Hi everyone, running Elasticsearch 7.10.1.

We have the following index:

                         "potential_participants": {
                                "properties": {
                                    "surface": {
                                        "type": "text",
                                        "fields": {
                                            "raw": {
                                              "type":  "keyword"
                                            }
                                        }
                                    },
                                    "type": {
                                        "type": "keyword"
                                    }
                                }
                            }

And are trying to send a /_search request with the following aggregation:

{
	"min_score": 10,
	"query": {
		"match": {
			"events.event_units.potential_participants.surface": "Nyenburgh Holding B.V."
		}
	},
	"aggs": {
		"entities": {
			"terms": {
				"field": "events.event_units.potential_participants.surface.raw"
			}
		}
	}
}

We've really liked the quality of the hits from this query, we're seeing good documents coming back with the "potential named entities" we are truly interested in.
However, to our great surprise, "potential named entities" contained in the "hits" section are not aggregated via the "surface.raw" field.
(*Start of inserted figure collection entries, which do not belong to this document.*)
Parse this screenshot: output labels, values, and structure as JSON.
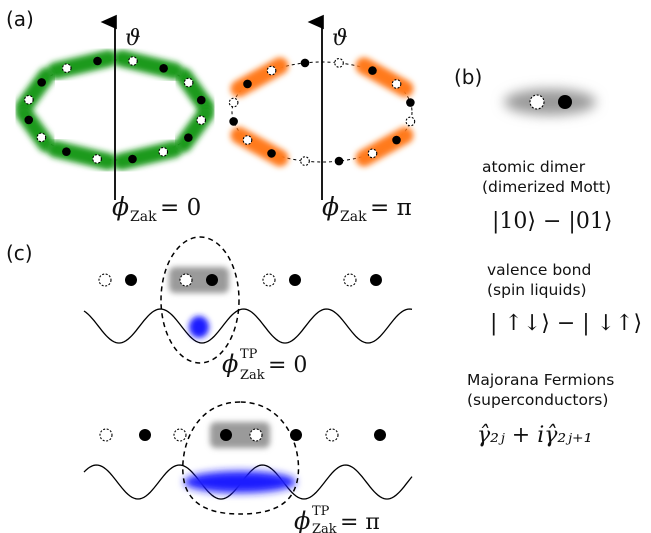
{
  "panels": {
    "a": "(a)",
    "b": "(b)",
    "c": "(c)"
  },
  "axis_label": "ϑ",
  "phase_a_left": {
    "phi": "ϕ",
    "sub": "Zak",
    "rhs": " = 0"
  },
  "phase_a_right": {
    "phi": "ϕ",
    "sub": "Zak",
    "rhs": " = π"
  },
  "phase_c_top": {
    "phi": "ϕ",
    "sup": "TP",
    "sub": "Zak",
    "rhs": " = 0"
  },
  "phase_c_bottom": {
    "phi": "ϕ",
    "sup": "TP",
    "sub": "Zak",
    "rhs": " = π"
  },
  "legend": [
    {
      "line1": "atomic dimer",
      "line2": "(dimerized Mott)",
      "formula": "|10⟩ − |01⟩"
    },
    {
      "line1": "valence bond",
      "line2": "(spin liquids)",
      "formula": "| ↑↓⟩ − | ↓↑⟩"
    },
    {
      "line1": "Majorana Fermions",
      "line2": "(superconductors)",
      "formula": "γ̂₂ⱼ + iγ̂₂ⱼ₊₁"
    }
  ],
  "colors": {
    "trivial": "#1f9a1f",
    "topological": "#ff7a1a",
    "neutral": "#9a9a9a",
    "density": "#1a1aff"
  }
}
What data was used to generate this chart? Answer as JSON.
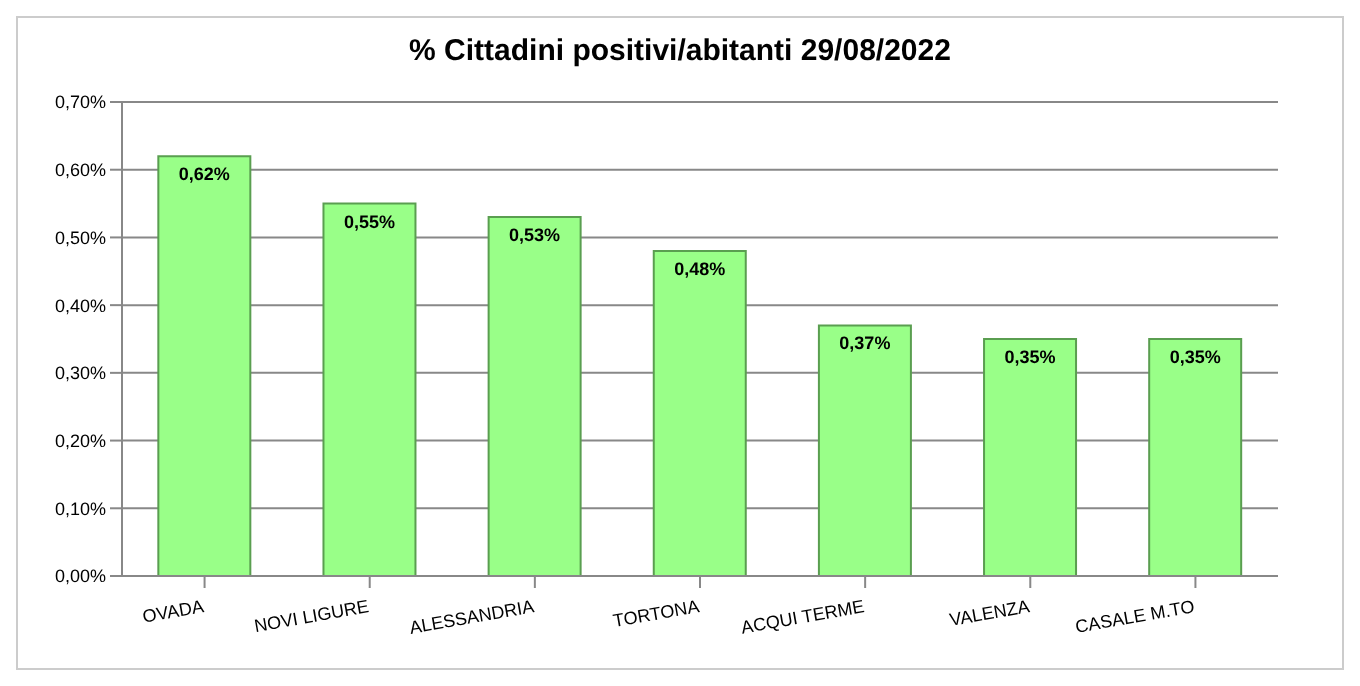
{
  "chart_data": {
    "type": "bar",
    "title": "% Cittadini positivi/abitanti 29/08/2022",
    "categories": [
      "OVADA",
      "NOVI LIGURE",
      "ALESSANDRIA",
      "TORTONA",
      "ACQUI TERME",
      "VALENZA",
      "CASALE M.TO"
    ],
    "values": [
      0.62,
      0.55,
      0.53,
      0.48,
      0.37,
      0.35,
      0.35
    ],
    "value_labels": [
      "0,62%",
      "0,55%",
      "0,53%",
      "0,48%",
      "0,37%",
      "0,35%",
      "0,35%"
    ],
    "color": "#99ff88",
    "ylim": [
      0,
      0.7
    ],
    "yticks": [
      {
        "value": 0,
        "label": "0,00%"
      },
      {
        "value": 0.1,
        "label": "0,10%"
      },
      {
        "value": 0.2,
        "label": "0,20%"
      },
      {
        "value": 0.3,
        "label": "0,30%"
      },
      {
        "value": 0.4,
        "label": "0,40%"
      },
      {
        "value": 0.5,
        "label": "0,50%"
      },
      {
        "value": 0.6,
        "label": "0,60%"
      },
      {
        "value": 0.7,
        "label": "0,70%"
      }
    ],
    "grid": "y"
  }
}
How? Why?
According to the documentation, the scope of aggregations is set with a query parameter. Thus, one would expect our aggregation to have at least one surface.raw bucket matching up with the surface fields in "hits". In fact, this is not the case, we see zero overlap between the two results.
How would we go about debugging this aggregation? All the best

How much is the cardinality of the surface field? Terms aggregation returns only 10 buckets by default. Is it the cause of your results?

This is in fact the correct hint to the problem. Thanks Tomo_M. We've decided to use the results returned by the match query to fire a secondary query with the aggregations based on a terms query. In terms of performance this is orders of magnitudes faster.

This topic was automatically closed 28 days after the last reply. New replies are no longer allowed.